The transcripts of the official inquiry into the culture, practices and ethics of the press. More…

  • Yes, if I may, sir. First of all, the devising of a protocol. I will say only this, that as Mr Jay rightly says, Mr Caplan suggests that the protocol come appears to come from the Al-Sweady public inquiry. There are other models, and the Al-Sweady public inquiry's model is a somewhat legalistic one, and without wanting to give evidence, having been involved in that inquiry, it does result in a rather prolonged procedure.

  • Anything that isn't overly legal will only be advantageous, provided it is sufficiently clear --

  • Yes. An alternative method was used, for example, in the Baha Mousa Inquiry, which, despite a huge number of such applications, worked extremely efficiently, and all I was going to say in that regard is that we would be happy to correspond with Mr Jay about the devising of a suitable formula.

  • The second point I wanted to make, though, sir, is rather more fundamental and it's anticipated in our written submissions. We are concerned, sir, about the possibility of your being in receipt of either secret or anonymous evidence, and so I am clear, I'll define those terms if I may. First, "secret" being material that you receive, which is not just anonymous in the sense that its author is unidentified, but which the existence of which is not revealed to core participants. "anonymous" is self-evident; it's material you have received without knowing the author.

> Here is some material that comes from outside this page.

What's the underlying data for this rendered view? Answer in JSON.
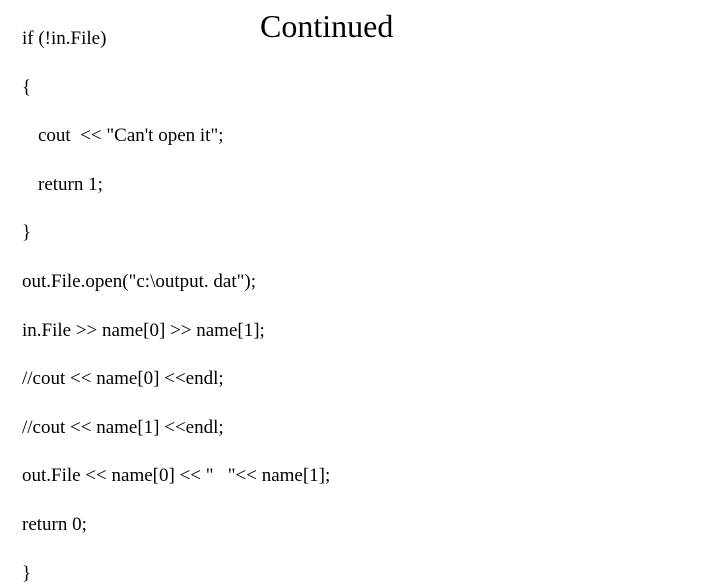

    Sir, our concern is fair trial concerns. If it is made public, as contemplated by you but not decided by you last Wednesday, that you are willing to receive evidence of either secret or anonymous type, which may be exculpatory of particular individuals, then there may arise a real danger. At subsequent criminal proceedings, it might be said by a defendant, "There is or there might be material in existence which would help me in my defence, which is held by the state in the form of this Inquiry, which I cannot get my hands on or know what it means, and I ought to be able to, if I am to have any prospect of the a fair trial."

    We say that in consequence, sir, you should consider indicating that if there is exculpatory material received by you, particularly if it's received by you on a secret basis, it will be disclosed to the prosecution.

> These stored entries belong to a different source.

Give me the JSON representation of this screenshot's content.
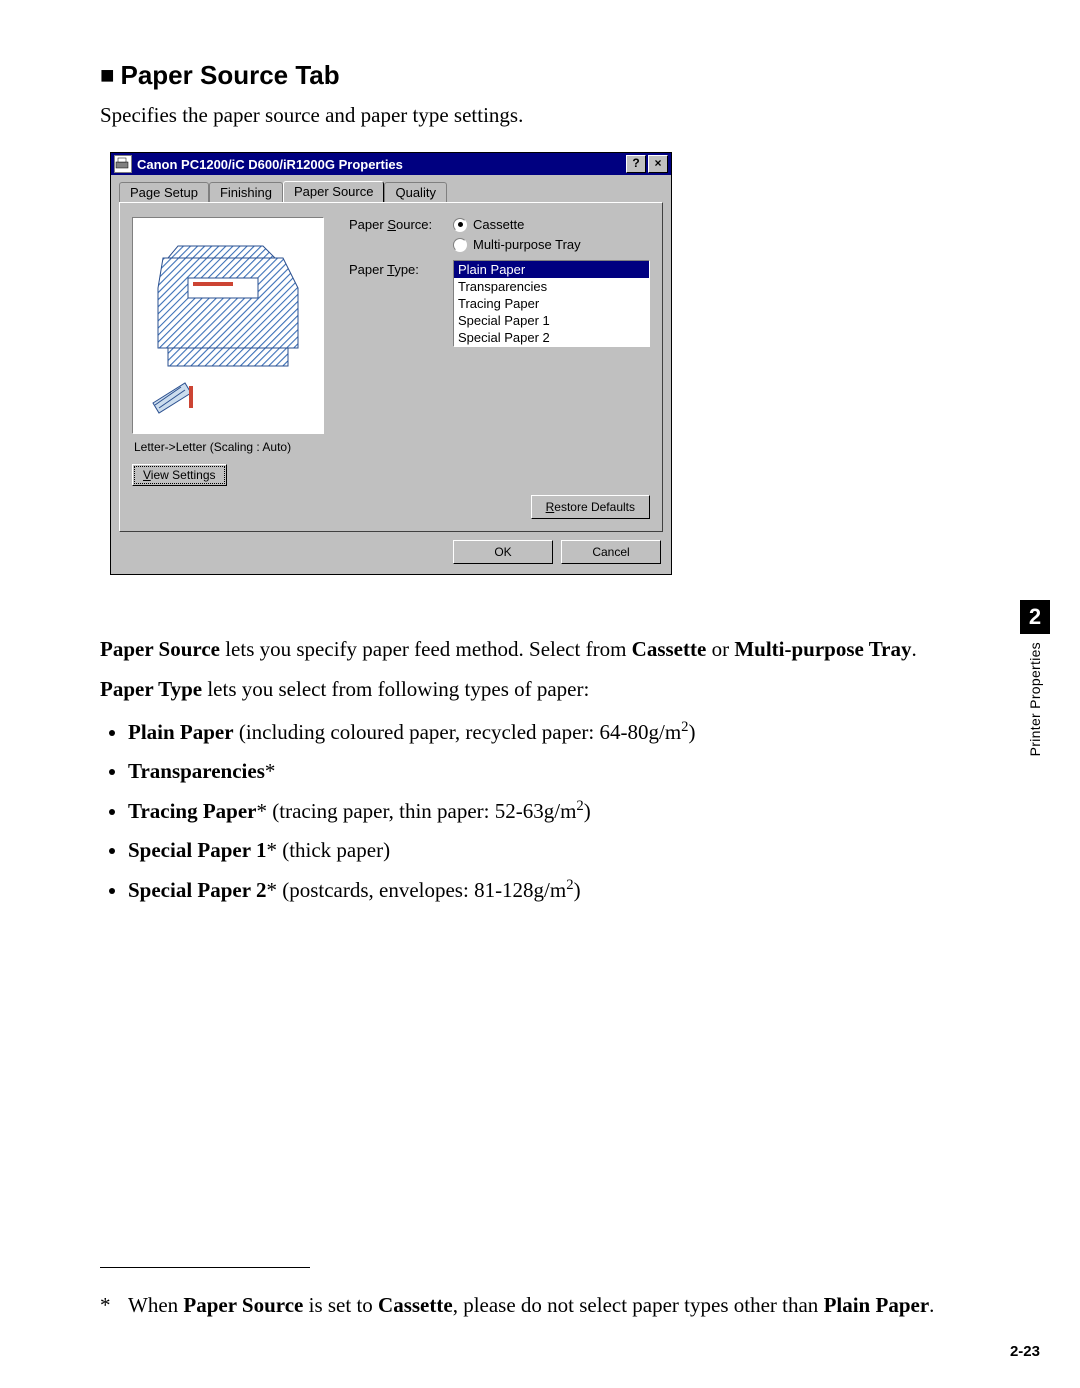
{
  "heading": "Paper Source Tab",
  "intro": "Specifies the paper source and paper type settings.",
  "dialog": {
    "title": "Canon PC1200/iC D600/iR1200G Properties",
    "help_btn": "?",
    "close_btn": "×",
    "tabs": [
      "Page Setup",
      "Finishing",
      "Paper Source",
      "Quality"
    ],
    "active_tab": 2,
    "labels": {
      "paper_source_pre": "Paper ",
      "paper_source_u": "S",
      "paper_source_post": "ource:",
      "paper_type_pre": "Paper ",
      "paper_type_u": "T",
      "paper_type_post": "ype:"
    },
    "radios": {
      "cassette": "Cassette",
      "multi": "Multi-purpose Tray",
      "selected": "cassette"
    },
    "paper_types": [
      "Plain Paper",
      "Transparencies",
      "Tracing Paper",
      "Special Paper 1",
      "Special Paper 2"
    ],
    "paper_type_selected": 0,
    "scaling_text": "Letter->Letter (Scaling : Auto)",
    "view_settings_u": "V",
    "view_settings_rest": "iew Settings",
    "restore_u": "R",
    "restore_rest": "estore Defaults",
    "ok": "OK",
    "cancel": "Cancel"
  },
  "body": {
    "p1_a": "Paper Source",
    "p1_b": " lets you specify paper feed method. Select from ",
    "p1_c": "Cassette",
    "p1_d": " or ",
    "p1_e": "Multi-purpose Tray",
    "p1_f": ".",
    "p2_a": "Paper Type",
    "p2_b": " lets you select from following types of paper:",
    "items": {
      "plain_a": "Plain Paper",
      "plain_b": " (including coloured paper, recycled paper: 64-80g/m",
      "plain_c": ")",
      "trans_a": "Transparencies",
      "trans_b": "*",
      "tracing_a": "Tracing Paper",
      "tracing_b": "* (tracing paper, thin paper: 52-63g/m",
      "tracing_c": ")",
      "sp1_a": "Special Paper 1",
      "sp1_b": "* (thick paper)",
      "sp2_a": "Special Paper 2",
      "sp2_b": "* (postcards, envelopes: 81-128g/m",
      "sp2_c": ")"
    }
  },
  "sidebar": {
    "badge": "2",
    "label": "Printer Properties"
  },
  "footnote": {
    "ast": "*",
    "text_a": "When ",
    "text_b": "Paper Source",
    "text_c": " is set to ",
    "text_d": "Cassette",
    "text_e": ", please do not select paper types other than ",
    "text_f": "Plain Paper",
    "text_g": "."
  },
  "page_num": "2-23"
}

  • I have to think about that, because what I absolutely don't want to do is to encourage lots and lots of people to think this is a wonderful way to generate some exculpatory material, by arranging all sorts of people to say anonymous things to generate stuff that I have to then pass to you on the basis you have to disclose it and so --

  • The circle is complete.

  • -- complete the circle. I have sufficient experience of the criminal law to understand the risks.

  • Absolutely, and we appreciate that as well, but it wouldn't be right for us not to make the submission that you're indicating a mechanism by which secret material can be generated, without pointing out the obvious fair trial difficulties.

  • But my only interest would be to receive information about the culture, practice and ethics of the press. I would not be asking, necessarily, for the sort of material that might be at all relevant to specific exculpatory --

  • But I understand the point.

  • If that were made public, that goes some way to the concern we have.

  • Okay. Mr Caplan, thank you very much. I'm not prepared to allow anyone anybody to criticise you for doing the work on a protocol, because you did it.

  • It might not be the right model, but you did it. Thank you.